Conveniently, someone else has written the same book again, so I don't have to come up with new ways to be irritated. Dawn Eden2 is older, and she became an observant Catholic instead of an observant Jew, but it's basically the same old same old. Some woman becomes religious, stops having sex, and realizes how much happier and more fulfilled she is when she's chaste (or celibate or modest or whatever) and religious. Next step: publish a book so all the rest of us can learn how to be just as satisfied with our lives.3

The arguments are oddly similar to the way polyamory advocates sound sometimes: "Why didn't I know about this before? I spent all that time trying to be [monogamous/promiscuous]! I never realized that I actually could sleep with [lots of people/no one] without being [skeevy/lame]!"

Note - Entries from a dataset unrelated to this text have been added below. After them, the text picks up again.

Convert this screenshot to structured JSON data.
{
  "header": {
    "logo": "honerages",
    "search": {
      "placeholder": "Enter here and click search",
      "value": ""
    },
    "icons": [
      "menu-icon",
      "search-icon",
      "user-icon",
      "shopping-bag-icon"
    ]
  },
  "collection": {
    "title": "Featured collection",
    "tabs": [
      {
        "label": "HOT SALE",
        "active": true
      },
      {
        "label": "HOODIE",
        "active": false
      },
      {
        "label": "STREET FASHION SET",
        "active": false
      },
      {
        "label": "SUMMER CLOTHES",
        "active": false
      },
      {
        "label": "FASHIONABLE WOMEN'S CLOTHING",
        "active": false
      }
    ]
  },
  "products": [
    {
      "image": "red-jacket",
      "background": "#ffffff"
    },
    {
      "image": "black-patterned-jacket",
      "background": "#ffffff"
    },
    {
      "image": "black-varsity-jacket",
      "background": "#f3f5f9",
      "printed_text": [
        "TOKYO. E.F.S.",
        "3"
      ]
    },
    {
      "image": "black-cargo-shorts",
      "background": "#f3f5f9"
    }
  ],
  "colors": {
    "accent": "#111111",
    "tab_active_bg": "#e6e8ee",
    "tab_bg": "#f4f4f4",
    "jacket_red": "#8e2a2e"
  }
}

The most noticeable aspect of this interview with Eden is that the focus of her romantic life, both before and after she was celibate, was primarily on finding a husband and secondarily on relieving her insecurities about being good enough and lovable enough. Note that when she talks about her pleasure in sex, she says:

There were times when I would count how many men I had had sex with in one two-week period and thought, "I must be this really hot, attractive chick to attract so many men."
Also:
I used to believe that, if I knew that I would never get married, I would kill myself.
Not anymore, but now,
as I was writing, I didn't want to think of what would become of me if I didn't get married. It was too frightening to imagine.
It gives you a sense of how central the idea of marriage was and is to her life. Also of what she sees as the alternative.

If you desperately want one kind of relationship, and start pursuing something completely different, you'll be unsatisfied. No real surprise, then, that when she stopped sleeping around and started looking for something she actually wanted, she got happier. Chastity, in Eden's view, is about not pursuing sex, but instead pursuing serious relationships with people whose values you share.
Instead of following the pop-culture prescription, to single-mindedly pursue a man who's going to make you happy, I am suggesting women should be singular and concentrate on being the best people they can be and displaying grace as individuals and as women. In doing that they will become more giving, more appreciative of everyone around them, so not only will they be better able to have meaningful friendships and relationships, but they will also be able to enjoy this time they have as singular women.
Similarly, she says chastity made her a better friend: before, her romantic life and friendships were about activities, and now both are about values and intense personal connections.

I have no doubt whatsoever that this transformation happened in Eden's life. But check it out: fundamentally, none of this is about who you have sex with. It's about caring, respect, connection with other people. For her, that happens through her relationship with sex. FOR HER. But she, like a lot of conservatives, conflates values with sex; like Wendy Shalit, she assumes that because she fundamentally wanted marriage and preferred chastity to promiscuity, all other women want that too.

I think, honestly, that it's a failure of imagination on her part that makes this happen: for her, relationships are either permanent or superficial; either no sex until marriage, or promiscuity. It's a false dichotomy, not just because there are possibilities between those two extremes, but because there are possibilities that combine those qualities, or have neither of them. It's also a way of trying to get people to be less obsessed with sex that is, itself, incredibly obsessed with sex.4 Really, the most telling line in the whole interview is her summary of her message:
It's about having substance as a person, seeking out friends who have depth and substance.
But why exactly does that have to be about sex?

1. By Wendy Shalit.
2. The Thrill of the Chaste.
3. Start following the Amazon links for those two books to find a few more. Their covers even look similar - part of a woman's face in some kind of old-fashioned painting.
4. The most extreme example of this I know is Westboro Baptist, who protest 'gay-friendly' organizations like the U.S. military with signs that depict sodomy using stick figures. That shit is weird.